As some of you might know I love cars when they are on a closed track all going the same direction, and not driving around me. Today we have two of those going on TV, the Grand Am Rolex series in Sonoma, and the NHRA Nationals (The Big Go) from Indianapolis. I haven’t been able to follow the NHRA points battles as well as I would like, the “regular job” of this blog kind of monopolizing my time and evening services at church coming at the same time as the ESPN2 broadcast of the races. Having been a road racer from back when Reagan was president, and a hard-working SCCA member (I still have an award plaque from working every event in an entire season back in the 1980’s) I’m very interested in the Grand Am event. I’m a nuts and bolts kind of road racer, I like restrictive rules that encourage design innovations, like Formula Ford. I’m not quite as enamored of rules packages like Daytona prototypes that while they have lots of different engines the rest of the cars are nearly identical in geometry and appearance by rules rather than by evolution. The Gen3 cars have only 2 aero packages that look almost identical, to go with the Gen2 pair of aero packages. So you have 3 or 4 chassis makers that have 2 sets of bodywork that have to interchange as the aero package is tied to the engine manufacturers. The Corvette package is only for use by the GM engine cars, while the other aero package is for the Ford, Porsche, and BMW engines and aside from the side pods and the tail light panel I can’t tell them apart, similar to the Gen2 packages that had a common windshield (I think, they looked almost the same).

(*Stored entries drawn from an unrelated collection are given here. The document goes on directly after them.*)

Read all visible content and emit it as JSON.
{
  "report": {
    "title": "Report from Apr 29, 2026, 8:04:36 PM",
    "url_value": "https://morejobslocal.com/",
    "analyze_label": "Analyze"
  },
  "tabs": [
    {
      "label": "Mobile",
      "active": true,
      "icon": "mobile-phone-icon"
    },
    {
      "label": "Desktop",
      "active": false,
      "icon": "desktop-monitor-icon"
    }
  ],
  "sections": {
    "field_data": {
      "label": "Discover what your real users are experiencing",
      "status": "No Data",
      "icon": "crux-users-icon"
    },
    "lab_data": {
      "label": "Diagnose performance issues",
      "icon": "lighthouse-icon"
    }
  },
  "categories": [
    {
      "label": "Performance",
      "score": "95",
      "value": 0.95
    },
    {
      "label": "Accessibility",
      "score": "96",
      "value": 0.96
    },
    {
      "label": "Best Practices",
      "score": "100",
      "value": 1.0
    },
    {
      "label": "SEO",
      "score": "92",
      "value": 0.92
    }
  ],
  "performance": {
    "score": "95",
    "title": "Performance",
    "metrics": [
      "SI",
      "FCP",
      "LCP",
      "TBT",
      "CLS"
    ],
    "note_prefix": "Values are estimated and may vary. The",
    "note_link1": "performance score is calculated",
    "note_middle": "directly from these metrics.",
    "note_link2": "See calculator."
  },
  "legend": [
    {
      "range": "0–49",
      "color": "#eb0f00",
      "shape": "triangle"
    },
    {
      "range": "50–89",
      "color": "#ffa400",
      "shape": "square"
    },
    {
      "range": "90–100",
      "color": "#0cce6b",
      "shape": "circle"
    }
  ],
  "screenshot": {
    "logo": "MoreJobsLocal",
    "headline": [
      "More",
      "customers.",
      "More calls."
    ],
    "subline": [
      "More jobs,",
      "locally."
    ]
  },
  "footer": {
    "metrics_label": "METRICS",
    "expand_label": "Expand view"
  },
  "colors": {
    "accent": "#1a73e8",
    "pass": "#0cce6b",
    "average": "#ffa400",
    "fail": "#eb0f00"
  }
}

Now if you want to talk about a simple, restrictive but open rules book you don’t need to look any further than the ISMA rules for Supermodified racers for oval tracks. Maximum wheelbase, no minimum, maximum width, a near spec-engine rule (cast iron Chevy big-block of 470 Cu. In.) very few engine location rules (the front 2/3 of the wheelbase) a spec tire rule with a choice of left rear tires to adapt the cars for different radius turns (basically everyone is going to use the same left rear tire because stagger is such an important variable and the size gaps between allowed tires are large enough that only one combination will work per track). If I was still building oval track cars this is the rules package I would be building under.
Now a rules package I’m not too fond of as a builder is the Sprint Cup rules that are such that you can change a Dodge Charger to a Toyota Camry with an engine swap and swapping the nose cap, tail cap, and window pillars. For the teams this is great, because it really reduces costs, but for us nuts and bolts geeks it is utter purgatory.
That’s the reason why I like building bikes. Actually I like building recumbent bikes, not those hyper-regulated UCI things that have rules for everything including the rider’s shoes for aerodynamic parity. And the aggravating thing is the bikes are so highly regulated under the UCI that finding any edge requires cubic $ expended in wind tunnels to tune the rider position while the unfaired recumbents we just lay the rider back as far as he can still see what’s out front and call it good. The faired bikes you have to use CFD and wind tunnels to get that last MPH out of it for IHPVA records and WHPSC championships, but for HPRa and WRRA races you can “eyeball” it and call it good and still win races. You can run an entire season with a new bike in HPRa for less than the cost of wind tunnel testing for a single rider in the UCI, and win races if you’re a good enough rider. The thing is that even in the HPRa a good rider on a mediocre bike will beat a mediocre rider on a great bike. You need a great rider on a great bike to be sure of winning, but because this is not a pro series the riders are the biggest variable to deal with. The design of the unfaired (“Stock” class) bikes has pretty much evolved to a fully reclined SWB bike with a small front wheel and lots of chain and leg overlap of the front wheel. The other classes are not so evolved and there are many different variations of what works and what wins in each class, with what works best for the rider being the biggest factor. What works for one rider is trash for another, which makes for some interesting racing, both from the “read about it later” and the “watch it while it happens” points of view.
And that’s what has been running through my mind today (and this week).